I’m at the opening of Least Wanted, a collection of mugshots, many of them enlarged, from the 1930’s through the early 70’s. The young and the bad are beautifully indignant in black and white, and I could stare for hours at the badass mug of a 17 year old boy caught rioting on the streets of Denver. His hair splays across his forehead and he seems to be about ready to burst from the picture, perhaps spit right through the gap in his front teeth. Snap snap, I imagine the camera’s eye opening, primly absorbing the light of each arrestee’s fury, dismay or indifference.

“Hold my bag, would you,” I say to my poor friend Chris, who I drag along with me to art openings each Thursday. The bag is full of library books and has been throwing off my back for the past two days. “Great, I was looking for something to make me look gayer,” said Chris, and I’m surprised that he’s willing to say that in such a crowded Chelsea setting, given his overall shyness.
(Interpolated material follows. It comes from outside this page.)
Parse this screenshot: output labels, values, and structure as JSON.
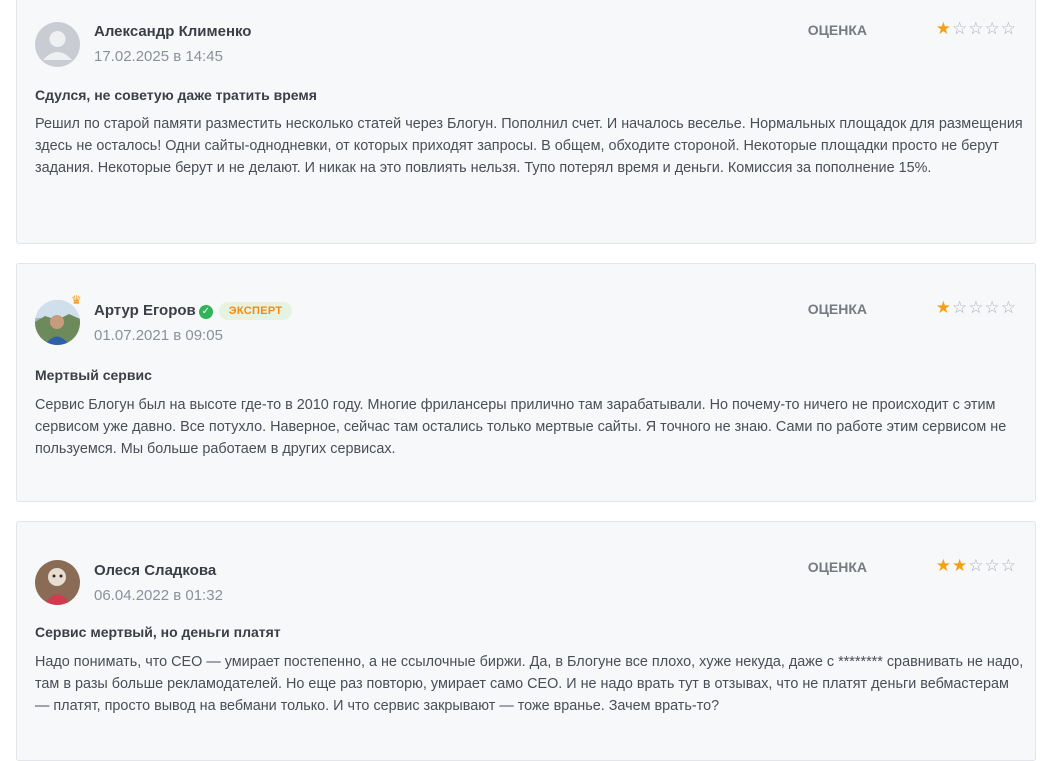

Then I start counting back to how many drinks he’s had and never get to zero.

Each mugshot is accompanied by a description of the person and his alleged crime. One man’s crime is listed as “Communist (drunk)”. Any physical irregularities and vices—i.e. tobacco use, bad temperament—are also listed, and a woman with a quaint British haircut turns to ask me what a carbuncle is.

I go up to the free bar and there’s a complex array of dyed syrups, juice, vodka and twists. I don’t see a drink list so I just wait and ask for what the lady before me had.

“Are you sure?” the bartender starts, grinning at me. He begins making the drink, which involves pouring orange juice and vodka and some red dyed substance back and forth between two plastic cups. “This drink has arsenic in it, you know,” he says, still grinning.

My mind boggles at the fact that he’s treating me like a three year old and sort of coming on to me at the same time. I mumble something meant to make him awkward but he doesn’t stop.

“That’s what you get for blindly following,” he says, handing me the drink. He made it extra strong with plenty of warm vodka so that it tastes something like goose’s vomit.

I circle around the rest of the exhibit slowly. Mugshots are easier to appreciate than other forms of art because they aren’t really based on a certain technique or viewpoint—each one invites its own narrative. I look around for Chris but he isn’t in the room. I call him on my cell. “Hey, what’s going on?”

“Oh, I’m across the street getting arrested.”

“Drinking in public?”

“Yep.”

I’m zipping down the stairs and I open the heavy metal door, stepping into one of the last hot breaths of September night. The sun has already gone down and I see the cruiser first, then the red tufts of Chris’ bad haircut, then a fatass female police officer leaning onto the trunk and writing Chris a summons.

I step across the street. There are at least three people within a ten foot radius gulping down PBRs on the sidewalk. I think to myself how noticeable Chris is in everything he does. He tries to do things when people aren’t looking but spends so long looking around suspiciously that by the time he gets around to doing whatever it is everyone’s ready to pounce. It’s like that time I convinced him to run out on the bill of this shitty Mexican restaurant we were at. He spent so long debating on how to do it—should we leave at the same time or one after another—that the waiter caught up to us easily.

“Where I come from, in upstate New York…” Chris was intoning.

“Well this is New York City, and if you don’t like it here, you can get the hell out. You know, I can just put you in the car and take you down to the station.”

“Yeah,” Chris said, “I guess you could arrest me for about anything you wanted. I found that out at the Republican National Convention.” They started mouthing off to each other about George W. and who made the laws and who enforced them.

“You better watch it, or I’ll be throwing you right over the roof of this car, I’ll be showing you how liberal I really am,” the cop said. The woman writing the summons looked up, bored, her eyes half-lidded like a cow’s. “Don’t you get him started,” she said to Chris.

“Yeah, come on Chris, this is the most obvious place to get caught drinking,” I said. “We saw the cruisers all around.”

Chris looked straight forward and said nothing, doing the stoic drunken hipster bit. I sort of wanted to kick his ass but I restrained myself until later when the cops weren’t there.